Blatter says keeping Platini out of FIFA was always Infantino’s big plot

August 28 – Former FIFA president Sepp Blatter, speaking ahead of his Swiss judicial hearing next week says that the whole case was cooked up to prevent former UEFA president Michel Platini taking the FIFA presidency. Blatter is facing charges of “suspicion of unfair management and breach of trust” regarding a CHF2 million payment to Platini.

Speaking to the Europe1 radio station, Blatter said that the truth behind this case was that it was never about him or the allegations, but was a conspiracy to keep Platini out.

“The number 1 target of the plot was Michel Platini, not me,” he said. “The one who could be dangerous for the current president (Gianni Infantino), who was at UEFA, was not me, because I had made my mandate available.”

Although not saying it, Blatter appears to be suggesting the plot was instigated at the secret and undocumented meetings that Infantino had with disgraced Swiss Attorney General Michael Lauber. The first of those meetings was in 2015, before Infantino was elected FIFA president in 2016. That meeting was always believed to be about whether Infantino was under investigation after his name came up in the Panama Papers US tax evasion scandal, regarding a TV rights deal in South America with Hugo and Mariano Jinkis who had been indicted by the US Department of Justice as part of the FIFAGate scandal.

Blatter’s implication is that the meeting was used to put in play a plan that would nail Platini’s football administration coffin shut with the CHF2 million case.

Blatter and Platini were suspended in the winter of 2015 for 90 days after the Swiss prosecutors opened an investigation into the CHF 2 million payment. Blatter was suspended for six years and Michel Platini for four years by FIFA Ethics. Removing Platini from what would have been a shoo-in to the FIFA presidency opened the door for Infantino, Platini’s general secretary at UEFA who also said he was only a placeholder for Platini but in reality showed no intention of stepping aside – either then or now that Platini has served his ban.
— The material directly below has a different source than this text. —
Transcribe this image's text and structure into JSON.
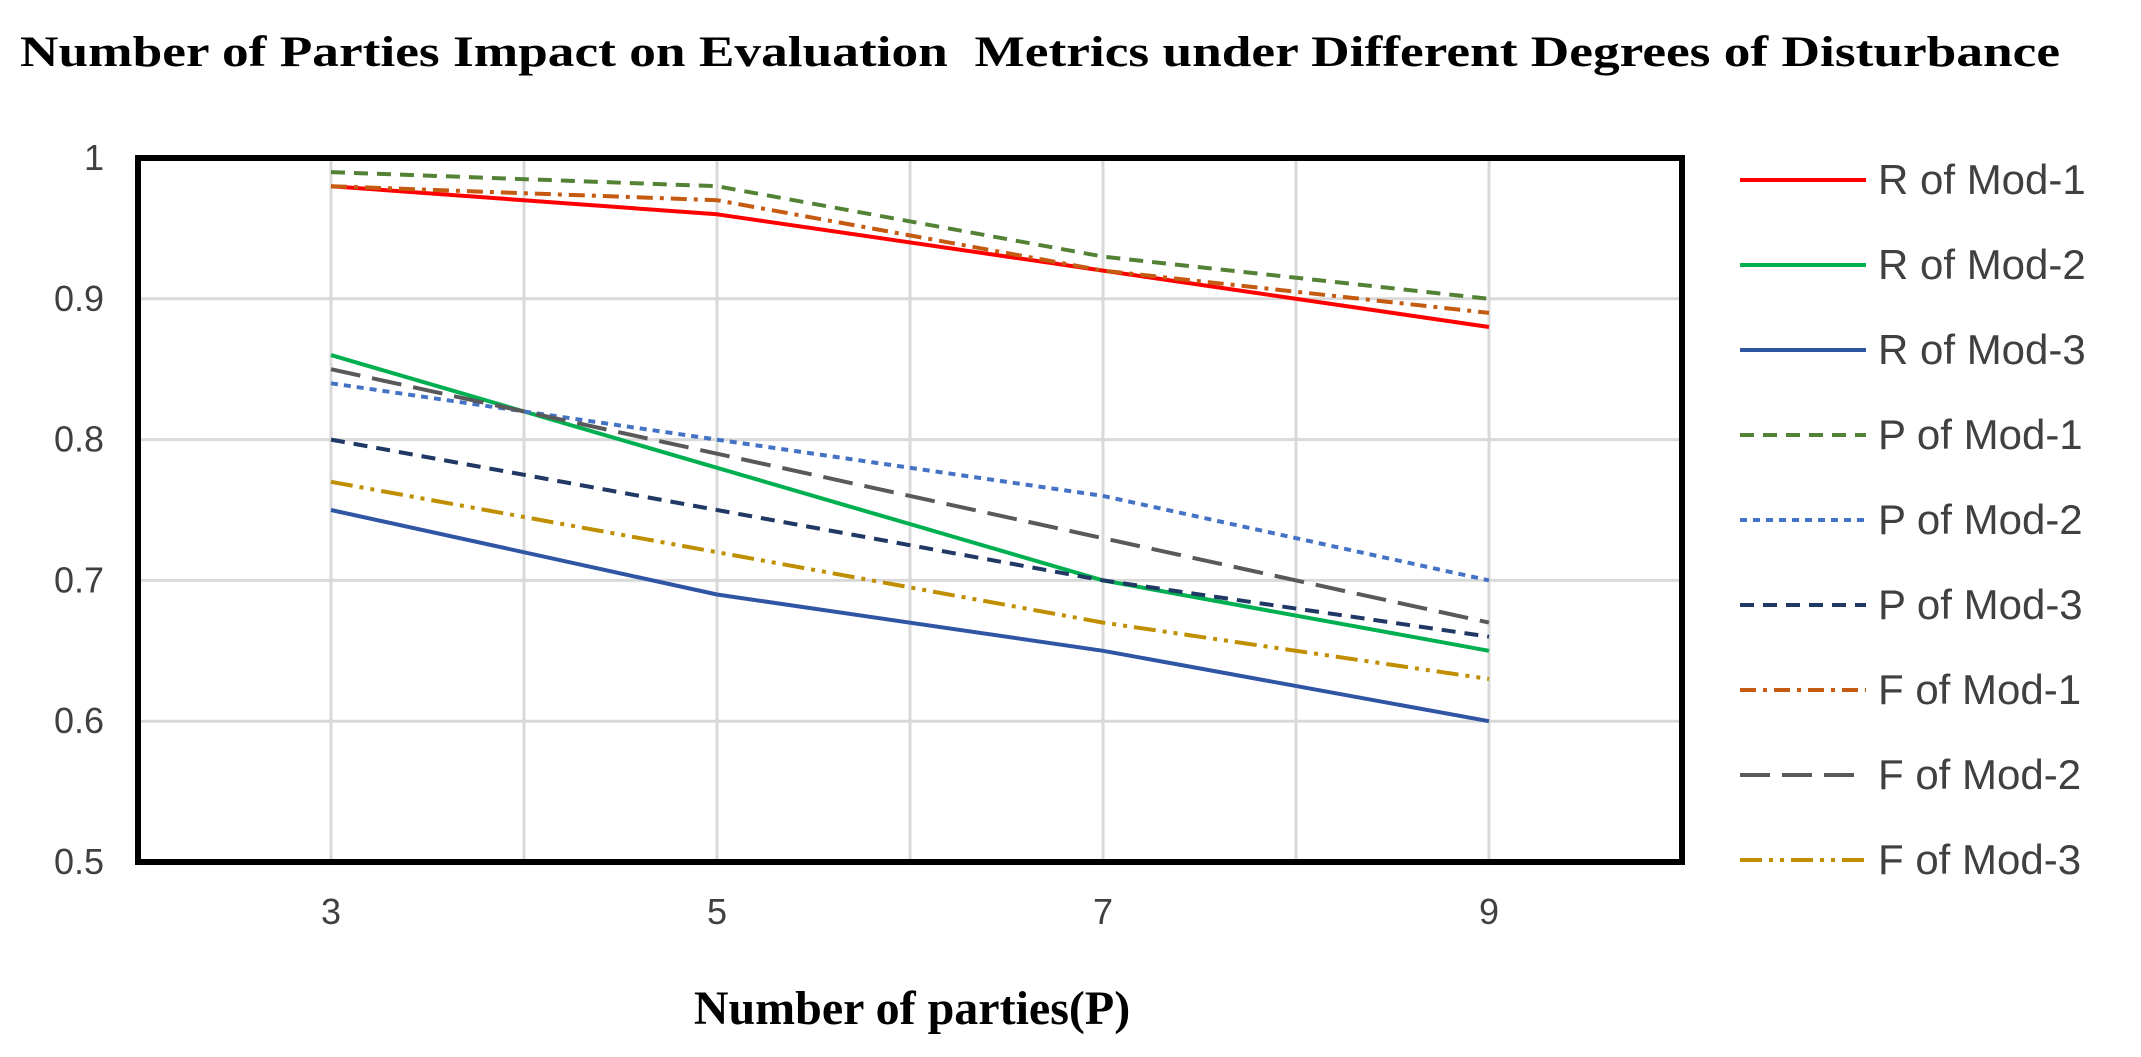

Blatter says that is not worried about the outcome of the court hearing. “I am not afraid of anything, the court is not there yet. For the moment we are doing hearings. I should do something very hard to go to jail. Now is not the time to be thinking about going to jail, for the moment I am thinking of enjoying life a little and taking care of football a bit more,” he told Europe 1.

While the relationship between Platini and Blatter had become fractious, Blatter said that: “Today I would hug him, despite the coronavirus restrictions…I would say bravo Michel … now we are in court for the investigations, now we are together. In 2007 we were even more together as I gave you a small step (up) for the presidency of UEFA.”